Frying is the simplest and quickest way of cooking halloumi and the wonderful thing is that, unlike other cheeses, it does not melt. You can even dry-fry it to avoid adding extra fat if you are watching your weight. Don’t worry if some of the brine in the cheese comes out into the pan while it’s cooking – it will evaporate and you’ll still end up with crisp and crusty golden halloumi slices, which are tender inside.

DRY-FRYING

Simply cut the block of cheese into slices – as thick as you like.

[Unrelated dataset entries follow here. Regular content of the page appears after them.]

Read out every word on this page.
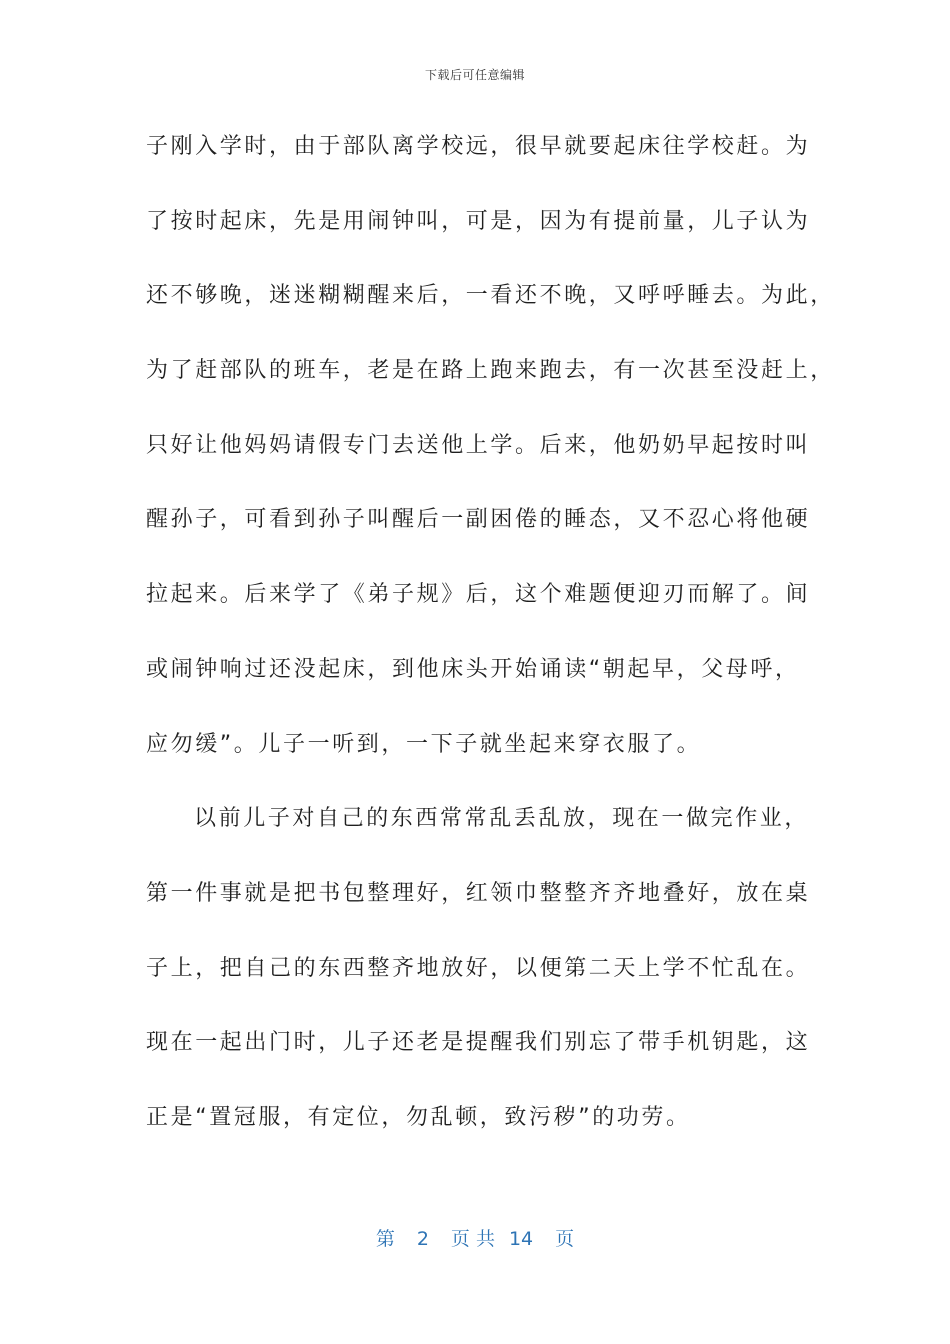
下载后可任意编辑
子刚入学时，由于部队离学校远，很早就要起床往学校赶。为
了按时起床，先是用闹钟叫，可是，因为有提前量，儿子认为
还不够晚，迷迷糊糊醒来后，一看还不晚，又呼呼睡去。为此，
为了赶部队的班车，老是在路上跑来跑去，有一次甚至没赶上，
只好让他妈妈请假专门去送他上学。后来，他奶奶早起按时叫
醒孙子，可看到孙子叫醒后一副困倦的睡态，又不忍心将他硬
拉起来。后来学了《弟子规》后，这个难题便迎刃而解了。间
或闹钟响过还没起床，到他床头开始诵读“朝起早，父母呼，
应勿缓”。儿子一听到，一下子就坐起来穿衣服了。
以前儿子对自己的东西常常乱丢乱放，现在一做完作业，
第一件事就是把书包整理好，红领巾整整齐齐地叠好，放在桌
子上，把自己的东西整齐地放好，以便第二天上学不忙乱在。
现在一起出门时，儿子还老是提醒我们别忘了带手机钥匙，这
正是“置冠服，有定位，勿乱顿，致污秽”的功劳。
第 2 页 共 14 页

This could be anything from 1–2cm (½ –¾ inch) thick.

Dry-fry in a non-stick frying pan (skillet) over a medium heat for 1–2 minutes each side until any liquid has been released and evaporated and the halloumi is golden brown and crispy on the outside and softened inside.

Remove from the pan with a slotted spoon or spatula and eat immediately. If you leave it to cool down, it may become rubbery.

FRYING IN OIL AND/OR BUTTER

You can fry halloumi in a little olive oil, which will enhance the flavour, as does unsalted butter. Just heat the oil and/or butter in a frying pan and cook as for dry-frying.

Note: Some people dust the halloumi with flour or semolina before frying to give it a deliciously crisp crust. You can even dip the slices into beaten egg first and then coat them with sesame seeds or crushed fennel or cumin seeds.

SERVING SUGGESTIONS

• Drizzle with some fruity green olive oil and freshly squeezed lemon juice.

• Use basil oil instead of regular olive oil.

• Drizzle some warm runny honey over the top and sprinkle with black or white sesame seeds.

• Sprinkle with finely chopped mint, coriander (cilantro), basil or flat-leaf parsley. Alternatively, dust with dried oregano or thyme.

• Scatter a pinch of crushed chilli flakes over the top to give it a kick.

• Dust with ground spices, e.g. paprika, cayenne, za’atar or sumac.

• Serve with a spoonful of chilli jam, fig jam or your favourite chutney.

• If you’re not a purist, add a shake of hot sauce, e.g. Sriracha or Thai sweet chilli sauce, or a little harissa (regular or rose flavoured).

• Eat for breakfast with some fresh watermelon, peaches, pears or clementines. The juiciness and sweetness of the fruit complement its salty flavour perfectly.

• Serve with figs – fresh or oven-baked with honey.

• Add some peppery salad leaves, such as rocket (arugula) or watercress and drizzle with olive oil and balsamic vinegar.

• Wrap in wafer thin slices of prosciutto.

• Serve with some tahini or cooling tzatziki (see here).

• Serve on skewers with a spicy dip or lemony salsa.

• Be like the Greeks and eat it with a glass of chilled ouzo on ice.